Im Kokon unserer Moral gefangen

Und was passiert, wenn Autoren diesen aufbrechen.

  

Ist es nicht kuschelig und weich da drin? Ganz nach dem Motto: Augen zu. Bettdecke über den Kopf. Den Geist vor allem anderen

verschließen. Wir werden unsere Augen nicht verschließen. Weder als Mensch oder als „Blogger“, noch als Autoren!

Und ich werde das alles auch begründen. Aber wie immer solltet ihr euch erst einmal auf einen meiner gemütlichen muffig-riechenden Sessel setzen, nachdem ihr euch eine heiße Schokolade abgeholt habt. Diesen Post bringen wir auch so früh, weil wir euch damit gleichzeitig die Chance geben, zu gehen. Meine urige Meckerstube ist kein Gefängnis – so wie es auch kein Buch ist!

Kein Buch zwingt euch, weiterzulesen, wenn es euch und eurem Weltbild widerspricht oder Dinge beinhaltet, vor denen ihr euch lieber verschließen würdet!

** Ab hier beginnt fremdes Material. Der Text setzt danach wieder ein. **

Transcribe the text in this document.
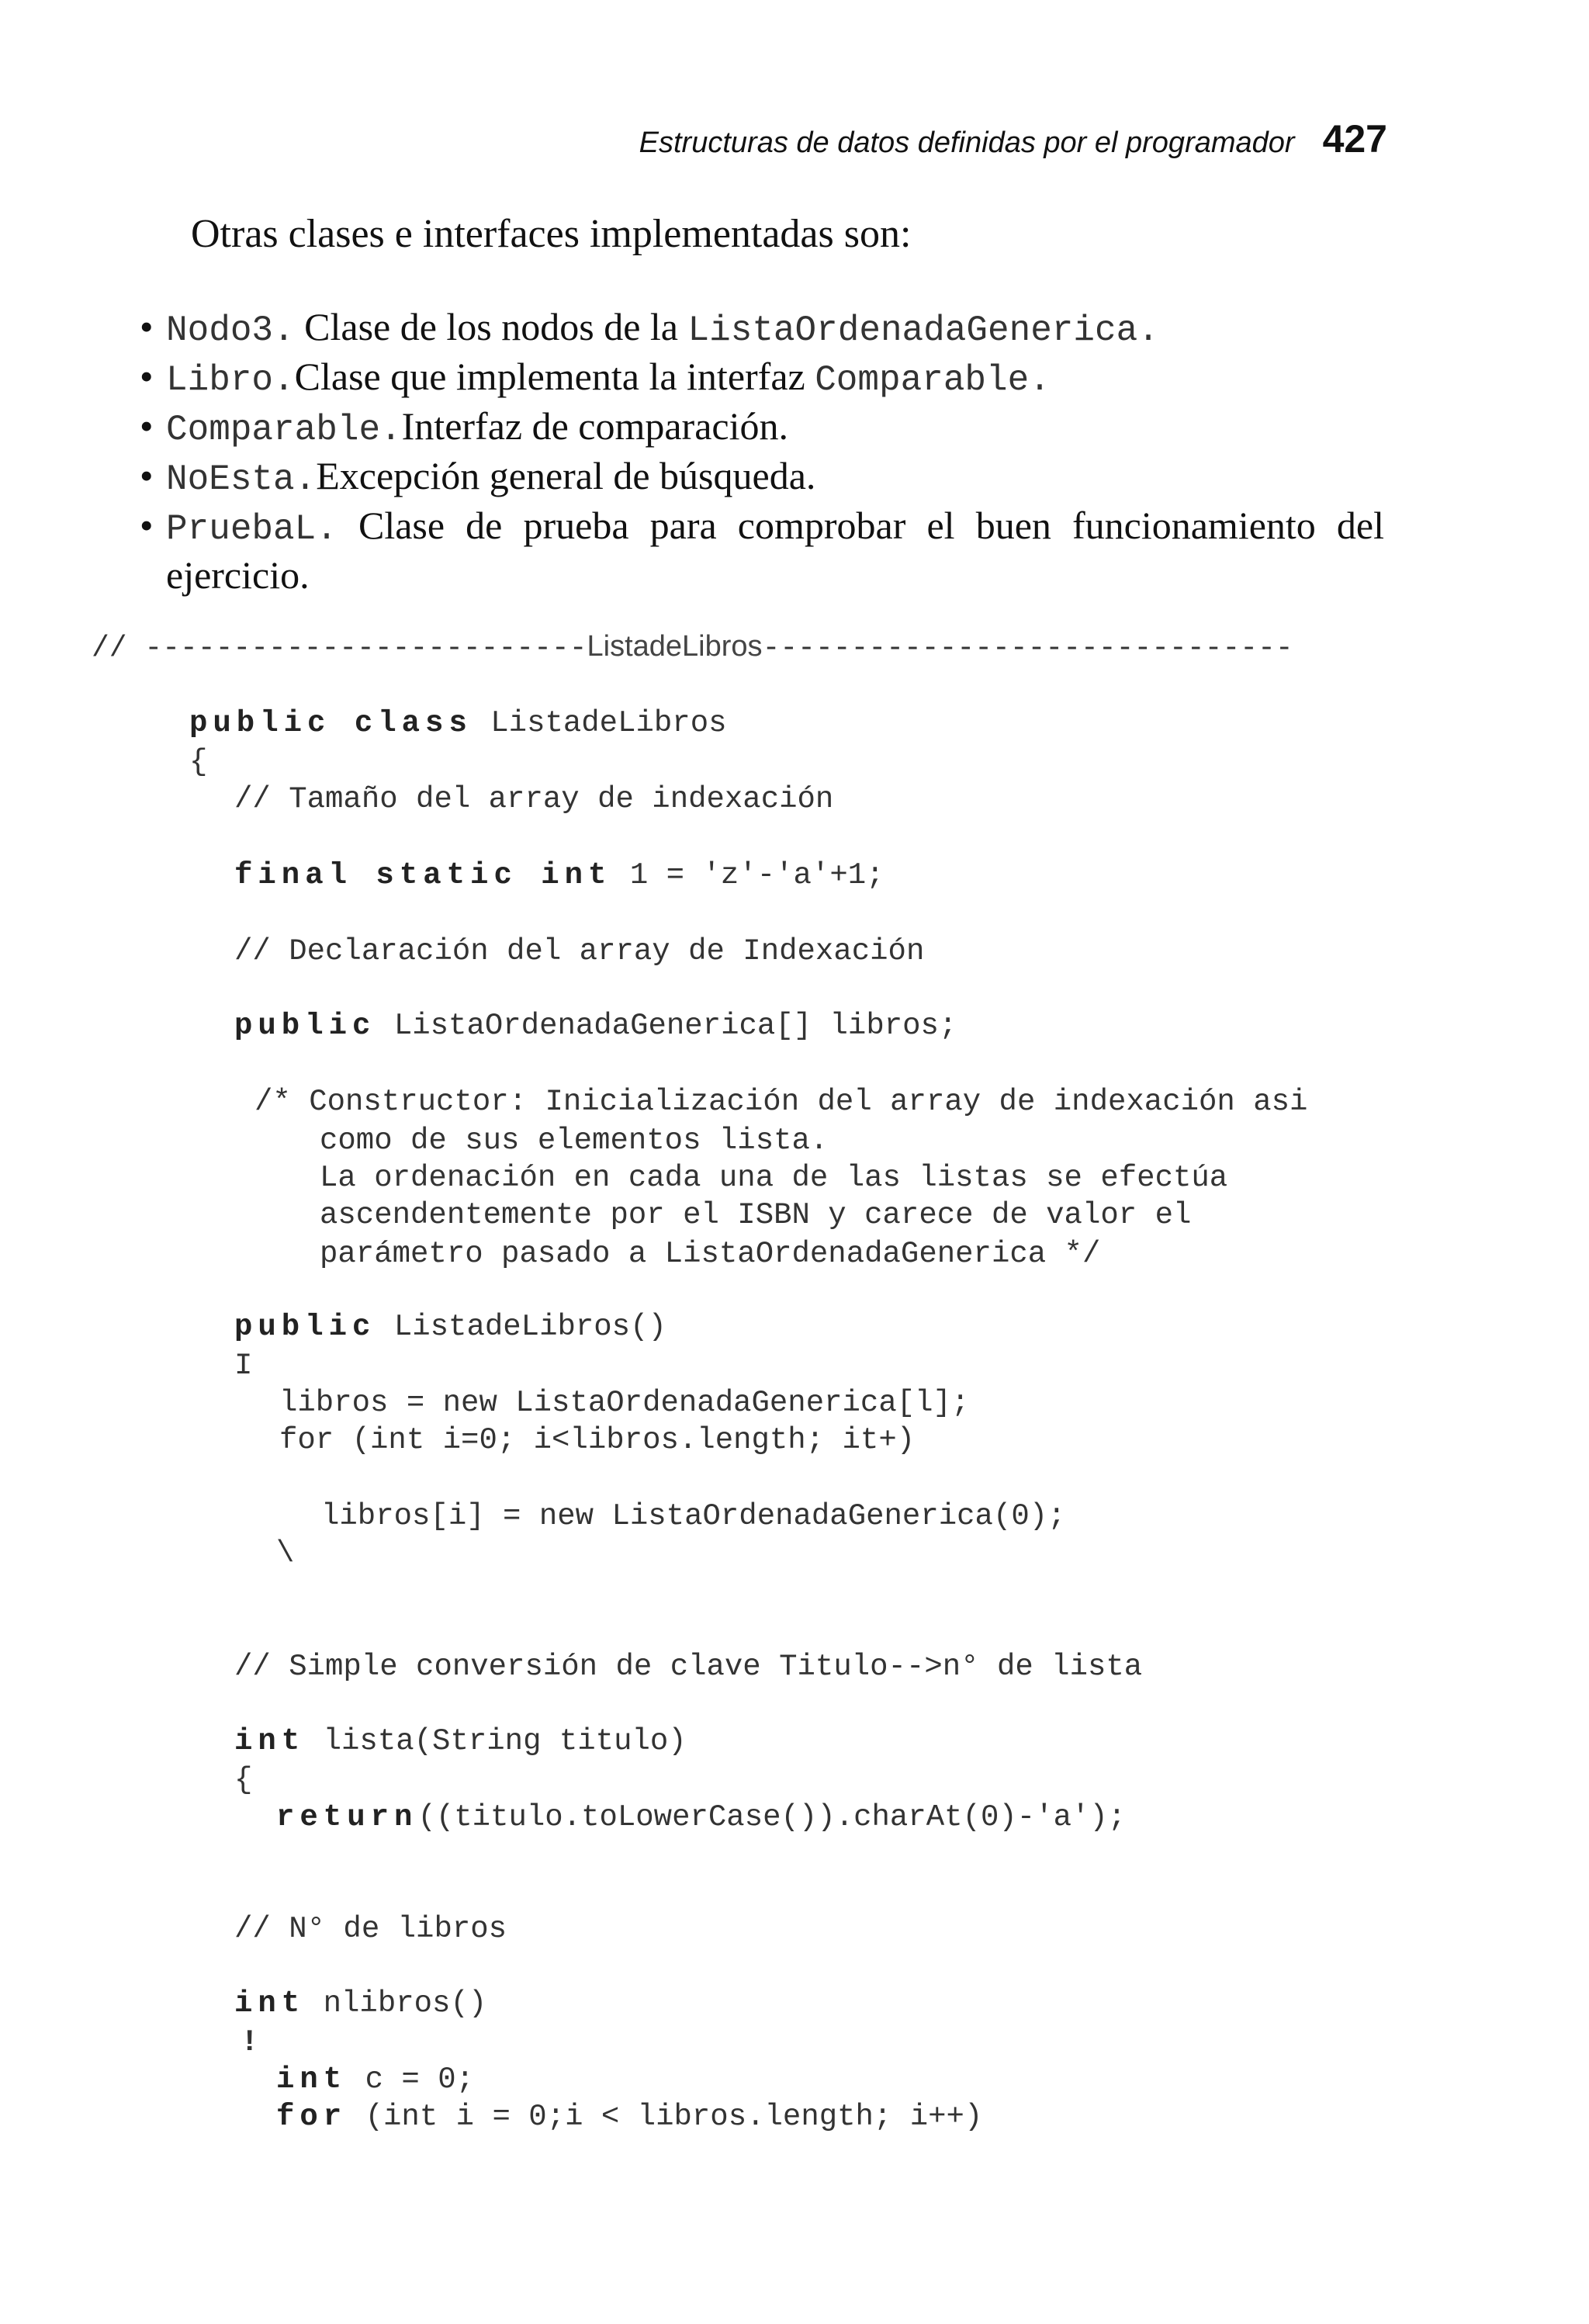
Estructuras de datos definidas por el programador 427
Otras clases e interfaces implementadas son:
• Nodo3. Clase de los nodos de la ListaOrdenadaGenerica.
• Libro.Clase que implementa la interfaz Comparable.
• Comparable.Interfaz de comparación.
• NoEsta.Excepción general de búsqueda.
• PruebaL. Clase de prueba para comprobar el buen funcionamiento del ejercicio.
// -------------------------ListadeLibros------------------------------
public class ListadeLibros
{
// Tamaño del array de indexación
final static int 1 = 'z'-'a'+1;
// Declaración del array de Indexación
public ListaOrdenadaGenerica[] libros;
/* Constructor: Inicialización del array de indexación asi
como de sus elementos lista.
La ordenación en cada una de las listas se efectúa
ascendentemente por el ISBN y carece de valor el
parámetro pasado a ListaOrdenadaGenerica */
public ListadeLibros()
I
libros = new ListaOrdenadaGenerica[l];
for (int i=0; i<libros.length; it+)
libros[i] = new ListaOrdenadaGenerica(0);
\
// Simple conversión de clave Titulo-->n° de lista
int lista(String titulo)
{
return((titulo.toLowerCase()).charAt(0)-'a');
// N° de libros
int nlibros()
!
int c = 0;
for (int i = 0;i < libros.length; i++)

Aber fangen wir mal etwas früher in unserer Geschichte an …

 

Vor nicht einmal 100 Jahren hatten die Menschen eine ganz andere Moral. Ja, eine grausame und furchtbare Moral. Und natürlich wäre es schön, nur die heroischen Geschichten wie die der Geschwister Scholl zu erzählen. Sie in uns aufzusaugen und uns vorzustellen, ja, uns einzureden, dass wir genauso gehandelt hätten. Natürlich hören wir nicht gerne die anderen Geschichten. Die von den Menschen, die sich nicht gewehrt haben. Die von denen, die mit genau diesen Moralvorstellungen aufgewachsen sind. Sich damit identifiziert haben. Die Geschichten von denen, die sich nicht gewehrt haben, ja, vielleicht sogar mitgemacht haben.

 

Genau 337 Tage bevor der zweite Weltkrieg ausbrach, unterschrieben die Regierungschefs einen Friedensvertrag. Das Münchner Abkommen, das den Frieden sichern sollte. Wie viel Wert die Regierung unter Hitler daraufgelegt hat, hat die europäische Bevölkerung eben diese 337 Tage später zu spüren bekommen. Nicht nur Erwachsene. Nein. Auch Kinder haben die volle Wucht der menschlichen Abgründe am eigenen Leib erfahren.

 

In einer Welt, in der wir uns heute in unserer tollen Gesellschaft, in diesem Kokon zurückgezogen haben – spielen diese Dinge da

keine Rolle mehr? Spielen alle Grausamkeiten, die passiert sind und immer noch passieren, keine Rolle mehr?

Eine Grausamkeit löst die nächste ab, bis die wiederum von einer Scheinwelt abgelöst wird, in der alles in Ordnung ist.

Wir vergessen unsere „Erbsünde“. Sie ist vorbei. Erledigt. Wir waren ja nicht schuld.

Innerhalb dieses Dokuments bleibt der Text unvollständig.